Os Gálatas estavam deixando os ritos do Antigo Testamento entrarem e corromperem o evangelho da Graça e nós? Será que isso não tem se repetido em nossos dias, com pregações voltadas somente a costumes antigos, se agarrando a promessas que não nos pertencem, erguendo tabernáculos e templos suntuosos e se esquecendo do evangelho humilde do Deus encarnado que nasceu em uma manjedoura, do Cristo que andou com homens simples, muitos iletrados, pescadores humildes transformados pela graça em grandes pregadores. Será que não temos nos concentrado mais em buscar riquezas e grandezas como Israel fez e menos a humildade do Cristo revelado no evangelho de Marcos? Será que nosso evangelho brasileiro atual está tão diferente daquilo que estava sendo seguido na Galácia?

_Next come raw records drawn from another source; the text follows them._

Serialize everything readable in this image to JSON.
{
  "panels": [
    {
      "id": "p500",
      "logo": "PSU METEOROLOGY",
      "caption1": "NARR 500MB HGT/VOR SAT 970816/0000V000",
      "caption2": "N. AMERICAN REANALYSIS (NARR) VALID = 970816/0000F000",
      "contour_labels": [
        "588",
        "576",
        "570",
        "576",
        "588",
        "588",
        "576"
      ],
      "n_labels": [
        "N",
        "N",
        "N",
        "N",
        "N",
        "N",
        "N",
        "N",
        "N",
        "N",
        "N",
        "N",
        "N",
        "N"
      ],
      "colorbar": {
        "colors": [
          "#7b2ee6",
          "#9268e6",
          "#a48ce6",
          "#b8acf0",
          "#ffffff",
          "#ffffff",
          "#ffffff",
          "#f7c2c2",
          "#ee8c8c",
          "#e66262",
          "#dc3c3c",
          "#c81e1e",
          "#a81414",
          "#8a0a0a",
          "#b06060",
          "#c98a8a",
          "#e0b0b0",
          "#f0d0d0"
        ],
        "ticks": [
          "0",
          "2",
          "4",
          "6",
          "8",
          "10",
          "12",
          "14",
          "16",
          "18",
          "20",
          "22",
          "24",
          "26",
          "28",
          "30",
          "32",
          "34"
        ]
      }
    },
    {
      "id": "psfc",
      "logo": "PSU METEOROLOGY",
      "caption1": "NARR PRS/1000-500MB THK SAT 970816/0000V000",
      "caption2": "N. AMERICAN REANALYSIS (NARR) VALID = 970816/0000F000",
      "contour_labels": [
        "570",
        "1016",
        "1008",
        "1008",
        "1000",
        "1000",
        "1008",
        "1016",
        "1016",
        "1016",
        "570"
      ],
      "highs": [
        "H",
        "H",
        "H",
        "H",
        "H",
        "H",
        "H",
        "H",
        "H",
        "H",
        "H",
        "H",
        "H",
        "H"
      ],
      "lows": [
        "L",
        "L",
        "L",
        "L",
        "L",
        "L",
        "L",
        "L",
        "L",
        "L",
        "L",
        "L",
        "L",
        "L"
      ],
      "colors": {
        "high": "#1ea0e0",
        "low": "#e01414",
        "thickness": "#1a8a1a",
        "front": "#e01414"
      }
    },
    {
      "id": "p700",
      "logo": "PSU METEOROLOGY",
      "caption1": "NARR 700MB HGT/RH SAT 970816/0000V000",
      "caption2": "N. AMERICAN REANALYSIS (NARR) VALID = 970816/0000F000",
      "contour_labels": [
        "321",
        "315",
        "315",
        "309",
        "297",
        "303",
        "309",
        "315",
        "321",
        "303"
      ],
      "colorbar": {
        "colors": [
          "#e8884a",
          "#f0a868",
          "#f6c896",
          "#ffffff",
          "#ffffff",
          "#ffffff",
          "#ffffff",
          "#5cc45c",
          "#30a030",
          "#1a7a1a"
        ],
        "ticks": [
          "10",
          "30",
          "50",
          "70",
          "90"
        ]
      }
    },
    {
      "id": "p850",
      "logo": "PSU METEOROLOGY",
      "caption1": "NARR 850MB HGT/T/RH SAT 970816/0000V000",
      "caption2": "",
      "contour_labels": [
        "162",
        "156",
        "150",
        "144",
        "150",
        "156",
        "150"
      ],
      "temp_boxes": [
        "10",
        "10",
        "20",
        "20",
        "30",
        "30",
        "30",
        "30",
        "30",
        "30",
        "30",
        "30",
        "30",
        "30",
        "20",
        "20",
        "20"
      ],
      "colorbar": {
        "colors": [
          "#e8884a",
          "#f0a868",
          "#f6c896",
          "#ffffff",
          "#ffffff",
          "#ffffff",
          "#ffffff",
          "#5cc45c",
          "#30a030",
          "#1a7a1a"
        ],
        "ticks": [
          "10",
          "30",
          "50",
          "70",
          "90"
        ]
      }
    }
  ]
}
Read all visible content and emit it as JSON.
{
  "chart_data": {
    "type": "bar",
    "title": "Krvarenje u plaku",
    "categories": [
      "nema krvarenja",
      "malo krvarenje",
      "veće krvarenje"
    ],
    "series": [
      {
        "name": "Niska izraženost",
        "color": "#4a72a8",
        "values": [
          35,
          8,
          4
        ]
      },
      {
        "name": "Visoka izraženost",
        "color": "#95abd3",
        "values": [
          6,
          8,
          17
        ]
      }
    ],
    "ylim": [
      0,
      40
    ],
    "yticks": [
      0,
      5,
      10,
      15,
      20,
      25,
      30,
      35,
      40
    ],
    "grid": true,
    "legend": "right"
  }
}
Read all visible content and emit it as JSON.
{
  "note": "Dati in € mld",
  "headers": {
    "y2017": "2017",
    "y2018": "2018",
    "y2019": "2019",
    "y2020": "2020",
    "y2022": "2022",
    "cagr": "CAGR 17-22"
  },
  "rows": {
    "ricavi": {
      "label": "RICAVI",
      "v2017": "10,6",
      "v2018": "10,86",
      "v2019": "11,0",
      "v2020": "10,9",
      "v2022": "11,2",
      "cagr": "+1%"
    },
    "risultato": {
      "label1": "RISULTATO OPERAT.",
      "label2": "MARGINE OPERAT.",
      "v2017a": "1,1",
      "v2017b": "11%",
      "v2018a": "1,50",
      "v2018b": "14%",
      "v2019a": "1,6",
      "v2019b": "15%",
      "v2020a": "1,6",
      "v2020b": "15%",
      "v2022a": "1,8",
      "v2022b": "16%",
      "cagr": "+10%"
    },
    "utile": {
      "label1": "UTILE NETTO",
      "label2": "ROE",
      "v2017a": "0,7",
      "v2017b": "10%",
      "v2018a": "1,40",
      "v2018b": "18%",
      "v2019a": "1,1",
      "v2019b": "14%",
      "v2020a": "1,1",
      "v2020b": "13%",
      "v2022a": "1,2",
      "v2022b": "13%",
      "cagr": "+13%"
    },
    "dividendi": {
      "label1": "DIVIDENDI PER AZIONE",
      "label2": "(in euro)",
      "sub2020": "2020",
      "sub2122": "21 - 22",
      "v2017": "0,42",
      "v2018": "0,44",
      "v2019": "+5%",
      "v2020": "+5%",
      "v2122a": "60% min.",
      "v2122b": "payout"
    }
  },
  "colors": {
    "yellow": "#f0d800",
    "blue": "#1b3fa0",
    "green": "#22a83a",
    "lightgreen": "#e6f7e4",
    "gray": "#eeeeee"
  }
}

Por outro lado temos aqueles que pregam com a boca cheia que somos livres em Cristo, por isso podemos qualquer coisa, mas que no fundo acabam se assemelhando mais ao mundo do que a Cristo, fazendo shows ao invés de pregações, fazendo baladas, raves e tudo mais, pintando suas igrejas de preto para atrair a mocidade, transformando as igrejas em verdadeiras boates, com musica alta, cantos escuros e muita tecnologia, porém com pouca ou nenhuma palavra.
Cuidado meus irmãos, o mundo e o Espírito são opostos

17Porque a carne milita contra o Espírito, e o Espírito, contra a carne, porque são opostos entre si; para que não façais o que, porventura, seja do vosso querer.

Se estamos nos assemelhando demais ao mundo devemos cuidar para não se diferenciar muito do Espírito.
Não quero aqui julgar, ou apontar erros, dando nomes aos bois como se diz, quero somente levantar essas questões, será que não estamos caindo novamente nos erros do passado e nos afastando do verdadeiro evangelho?
Que cada um faça uma auto analise e veja qual evangelho tem seguido, o verdadeiro evangelho da Cruz ou um outro qualquer?